Bullets: tongue biters, London crackheads, and the return to the moon
Woohoo bullets!
- NASA is going back to the moon. On paper, anyway. Probably most of you have heard about this by now, so I’m not going to do an extensive writeup on it. Ars has the best coverage, as usual, and New Scientist also has san article on it.
- A few days ago, I wrote about Cymothoa exigua, the tongue biters who strangle or eat (it’s still unclear) the tongues of their host fish, substituting themselves instead. But why stop at one tongue biter when you can have two? That page also has more pictures of normal fish tongues and other cutaway photos of the fish.
- Apparently one in every hundred Londoners could be a crack cocaine user. Sounds like they’ve got the same problem as Italy. Maybe Virgin should start a cocaine refinery: Virgin Coke.
On the subject of NASA returning to the moon… while this is nice to see, and the moon provides a good stepping stone on the way to Mars or a similar mission, I can’t help but feel just a little disappointed. While no one in my generation has ever seen anyone walk on the moon, we have seen the Apollo 11 video footage. My mom was 14 when Apollo 11 landed, and I’m 22 years old. It’s been decades since we’ve been to the moon, and now, all of a sudden, we’re going back and there’s this big to-do about it, as though something extraordinary is about to happen.
We were on the moon in the sixties. Almost 40 years ago. Why should we be excited to go back to a place we went to two to three generations ago? This is not new or spectacular. This is redundant. Unlike Halley’s Comet which comes around once every 75 years, and is constant, science and technology is fluid and always progressing. The moon is the best we can do, now, 51 years after we did it the first time? Please tell me I’m not the only one disappointed by this. Is a moon landing something that’s only going to happen once every 50 years, so we should simply get used to it and enjoy it while it’s here? Or are we going to make a decision to finally push beyond the bounds of Earth and keep going instead of throwing up our hands only to sit back complacent in the knowledge that we “did it” and there’s nothing more to be done?

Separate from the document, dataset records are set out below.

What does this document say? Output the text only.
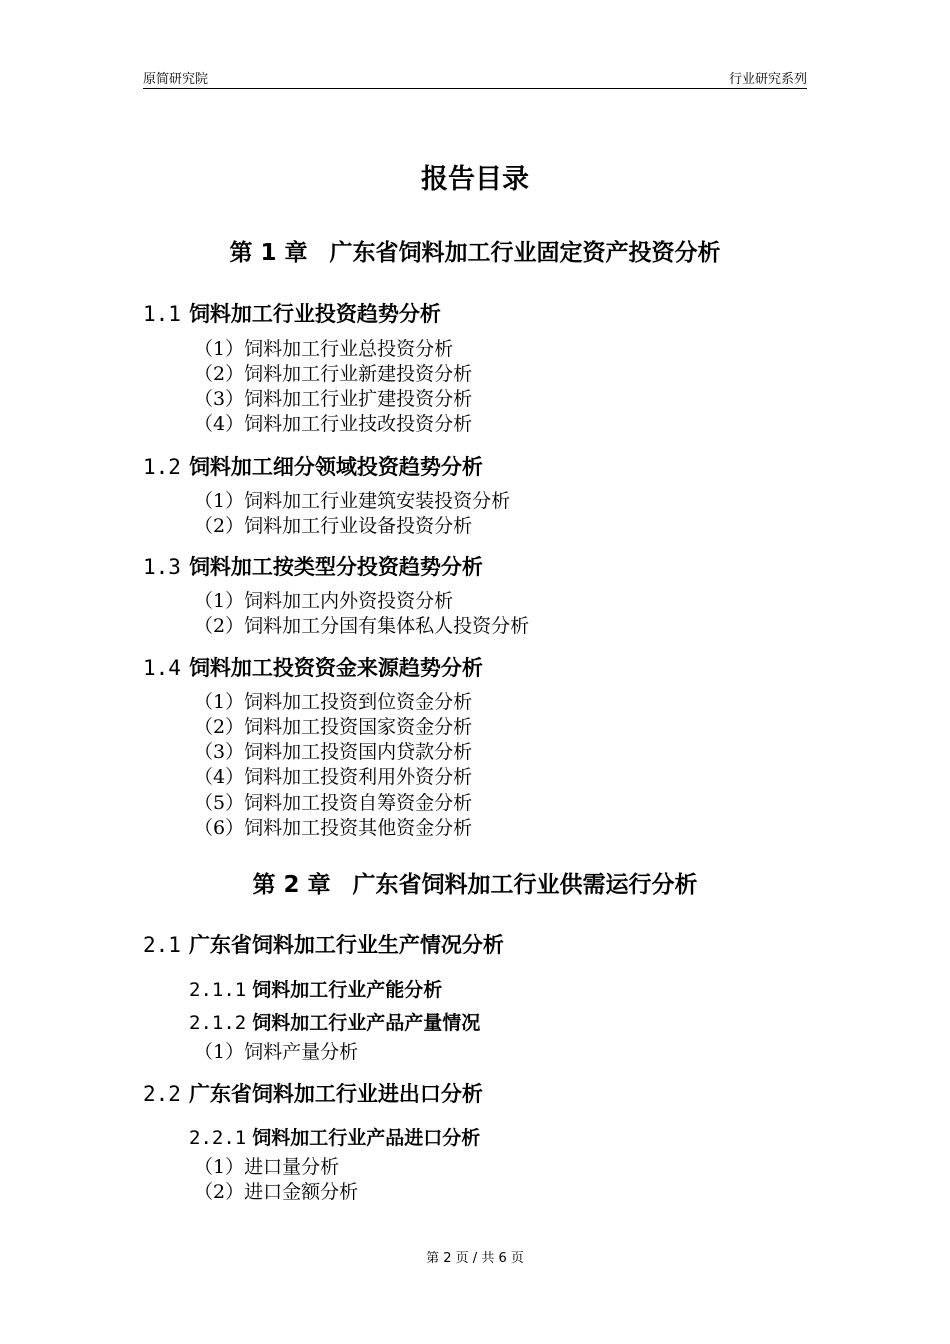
原简研究院	行业研究系列
报告目录
第 1 章 广东省饲料加工行业固定资产投资分析
1.1 饲料加工行业投资趋势分析
（1）饲料加工行业总投资分析
（2）饲料加工行业新建投资分析
（3）饲料加工行业扩建投资分析
（4）饲料加工行业技改投资分析
1.2 饲料加工细分领域投资趋势分析
（1）饲料加工行业建筑安装投资分析
（2）饲料加工行业设备投资分析
1.3 饲料加工按类型分投资趋势分析
（1）饲料加工内外资投资分析
（2）饲料加工分国有集体私人投资分析
1.4 饲料加工投资资金来源趋势分析
（1）饲料加工投资到位资金分析
（2）饲料加工投资国家资金分析
（3）饲料加工投资国内贷款分析
（4）饲料加工投资利用外资分析
（5）饲料加工投资自筹资金分析
（6）饲料加工投资其他资金分析
第 2 章 广东省饲料加工行业供需运行分析
2.1 广东省饲料加工行业生产情况分析
2.1.1 饲料加工行业产能分析
2.1.2 饲料加工行业产品产量情况
（1）饲料产量分析
2.2 广东省饲料加工行业进出口分析
2.2.1 饲料加工行业产品进口分析
（1）进口量分析
（2）进口金额分析
第 2 页 / 共 6 页
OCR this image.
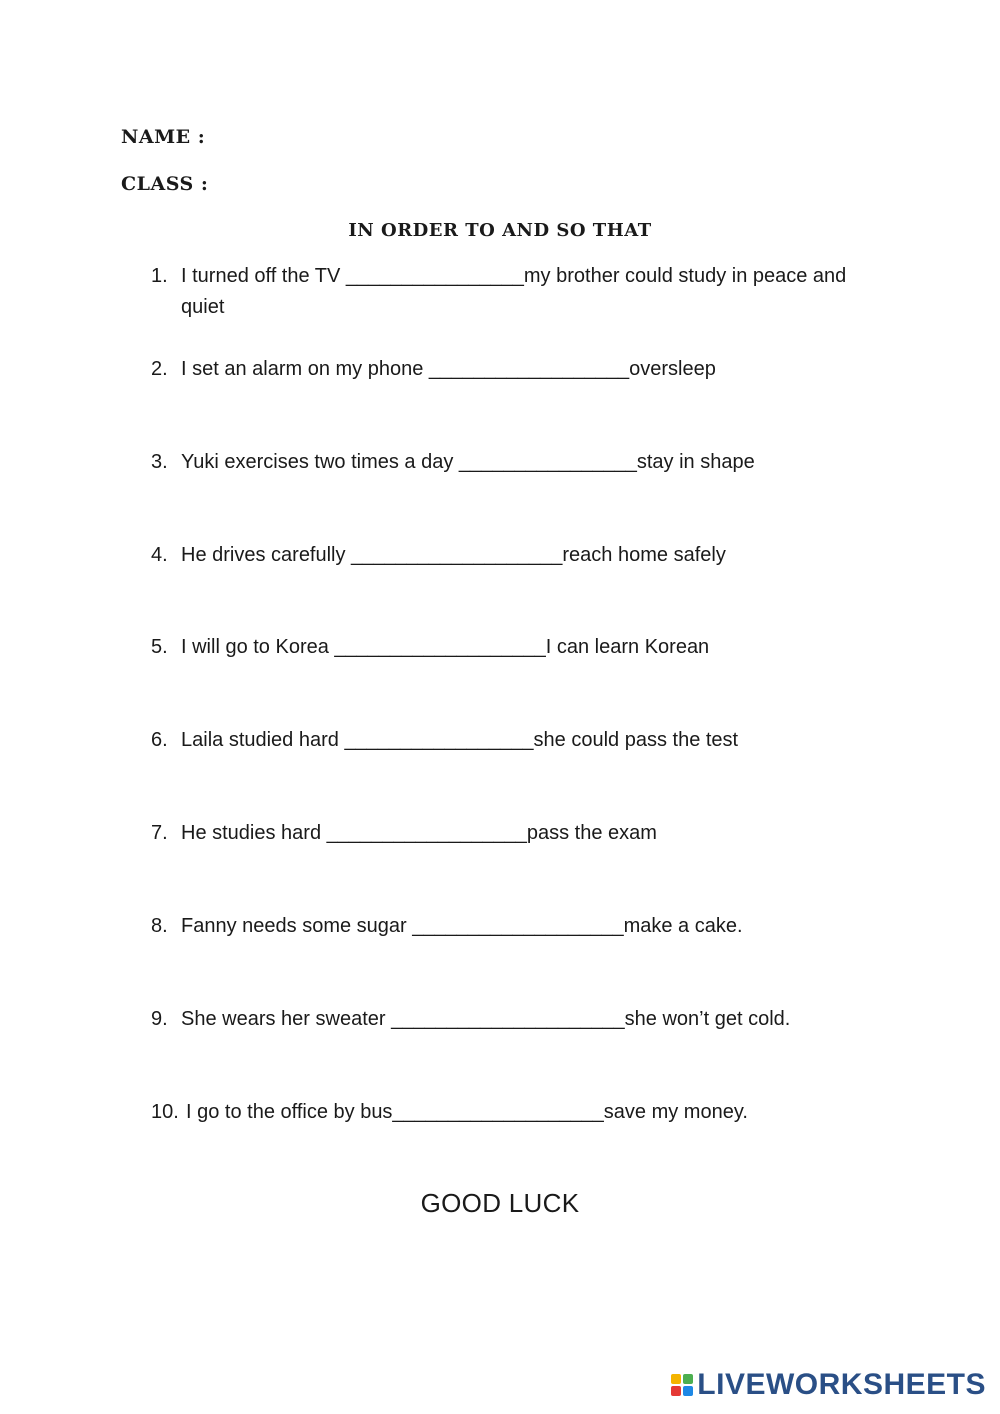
NAME :
CLASS :
IN ORDER TO AND SO THAT
1. I turned off the TV ________________my brother could study in peace and quiet
2. I set an alarm on my phone __________________oversleep
3. Yuki exercises two times a day ________________stay in shape
4. He drives carefully ___________________reach home safely
5. I will go to Korea ___________________I can learn Korean
6. Laila studied hard _________________she could pass the test
7. He studies hard __________________pass the exam
8. Fanny needs some sugar ___________________make a cake.
9. She wears her sweater _____________________she won’t get cold.
10. I go to the office by bus___________________save my money.
GOOD LUCK
LIVEWORKSHEETS
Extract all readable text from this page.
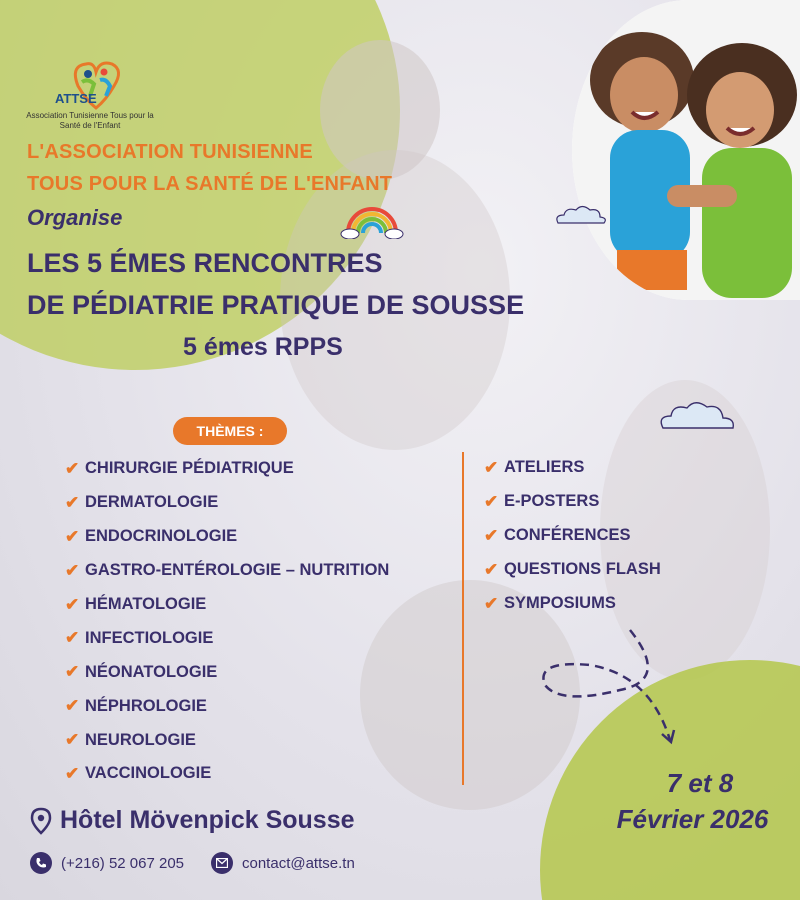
ATTSE
Association Tunisienne Tous pour la Santé de l'Enfant
L'ASSOCIATION TUNISIENNE
TOUS POUR LA SANTÉ DE L'ENFANT
Organise
LES 5 ÉMES RENCONTRES
DE PÉDIATRIE PRATIQUE DE SOUSSE
5 émes RPPS
THÈMES :
✔ CHIRURGIE PÉDIATRIQUE
✔ DERMATOLOGIE
✔ ENDOCRINOLOGIE
✔ GASTRO-ENTÉROLOGIE – NUTRITION
✔ HÉMATOLOGIE
✔ INFECTIOLOGIE
✔ NÉONATOLOGIE
✔ NÉPHROLOGIE
✔ NEUROLOGIE
✔ VACCINOLOGIE
✔ ATELIERS
✔ E-POSTERS
✔ CONFÉRENCES
✔ QUESTIONS FLASH
✔ SYMPOSIUMS
Hôtel Mövenpick Sousse
(+216) 52 067 205	contact@attse.tn
7 et 8
Février 2026
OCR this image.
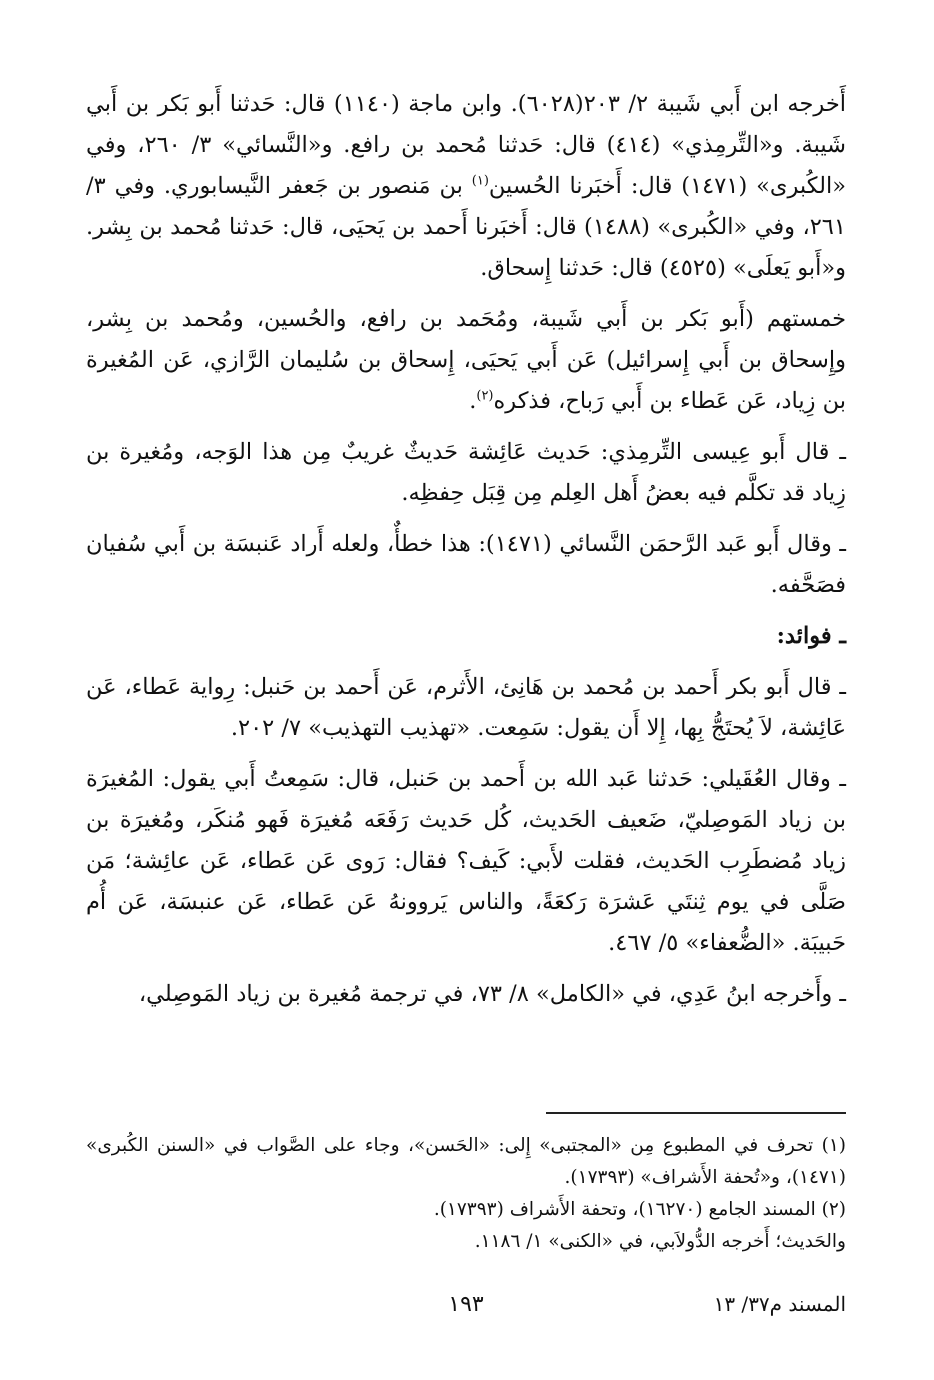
أَخرجه ابن أَبي شَيبة ٢/ ٢٠٣(٦٠٢٨). وابن ماجة (١١٤٠) قال: حَدثنا أَبو بَكر بن أَبي شَيبة. و«التِّرمِذي» (٤١٤) قال: حَدثنا مُحمد بن رافع. و«النَّسائي» ٣/ ٢٦٠، وفي «الكُبرى» (١٤٧١) قال: أَخبَرنا الحُسين$^{(١)}$ بن مَنصور بن جَعفر النَّيسابوري. وفي ٣/ ٢٦١، وفي «الكُبرى» (١٤٨٨) قال: أَخبَرنا أَحمد بن يَحيَى، قال: حَدثنا مُحمد بن بِشر. و«أَبو يَعلَى» (٤٥٢٥) قال: حَدثنا إِسحاق.

خمستهم (أَبو بَكر بن أَبي شَيبة، ومُحَمد بن رافع، والحُسين، ومُحمد بن بِشر، وإِسحاق بن أَبي إِسرائيل) عَن أَبي يَحيَى، إِسحاق بن سُليمان الرَّازي، عَن المُغيرة بن زِياد، عَن عَطاء بن أَبي رَباح، فذكره$^{(٢)}$.

ـ قال أَبو عِيسى التِّرمِذي: حَديث عَائِشة حَديثٌ غريبٌ مِن هذا الوَجه، ومُغيرة بن زِياد قد تكلَّم فيه بعضُ أَهل العِلم مِن قِبَل حِفظِه.

ـ وقال أَبو عَبد الرَّحمَن النَّسائي (١٤٧١): هذا خطأٌ، ولعله أَراد عَنبسَة بن أَبي سُفيان فصَحَّفه.

ـ فوائد:

ـ قال أَبو بكر أَحمد بن مُحمد بن هَانِئ، الأَثرم، عَن أَحمد بن حَنبل: رِواية عَطاء، عَن عَائِشة، لاَ يُحتَجُّ بِها، إِلا أَن يقول: سَمِعت. «تهذيب التهذيب» ٧/ ٢٠٢.

ـ وقال العُقَيلي: حَدثنا عَبد الله بن أَحمد بن حَنبل، قال: سَمِعتُ أَبي يقول: المُغيرَة بن زياد المَوصِليّ، ضَعيف الحَديث، كُل حَديث رَفَعَه مُغيرَة فَهو مُنكَر، ومُغيرَة بن زياد مُضطَرِب الحَديث، فقلت لأَبي: كَيف؟ فقال: رَوى عَن عَطاء، عَن عائِشة؛ مَن صَلَّى في يوم ثِنتَي عَشرَة رَكعَةً، والناس يَروونهُ عَن عَطاء، عَن عنبسَة، عَن أُم حَبيبَة. «الضُّعفاء» ٥/ ٤٦٧.

ـ وأَخرجه ابنُ عَدِي، في «الكامل» ٨/ ٧٣، في ترجمة مُغيرة بن زياد المَوصِلي،

(١) تحرف في المطبوع مِن «المجتبى» إِلى: «الحَسن»، وجاء على الصَّواب في «السنن الكُبرى» (١٤٧١)، و«تُحفة الأَشراف» (١٧٣٩٣).

(٢) المسند الجامع (١٦٢٧٠)، وتحفة الأَشراف (١٧٣٩٣).

والحَديث؛ أَخرجه الدُّولاَبي، في «الكنى» ١/ ١١٨٦.

المسند م٣٧/ ١٣
١٩٣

I realize that the space race was a political tool more than anything else, and that it served its purpose (along with the nuclear arms buildup) in bankrupting the Soviet Union, but I would have expected a little more out of NASA than merely a plan to return to the moon 50 years after the first landing. If not NASA then a private corporation, though I suppose that (right now) there isn’t much money to be made in space simply because of the prohibitively high cost of transportation. Anyway, so is this return to the moon to accomplish some major political end, or is it finally in the interest of science? I don’t know the answer, but I hope it is the latter, because if it is, there’s actually a chance that we’ll stay there or even push on instead of returning to Earth once it’s “mission accomplished.”
The replacement tongue

This is so awesomely disgustingly great I had to post it. There’s a louse that consumes a fish’s tongue and replaces it with itself. Cymothoa exigua was discovered inside the mouth of a red snapper bought from a London market. The louse had grabbed ahold of the tongue and slowly eaten it away until only a stub was left. It then latched onto the stub and became the fish’s tongue — getting a free meal after having fed on the tongue artery while it ate away.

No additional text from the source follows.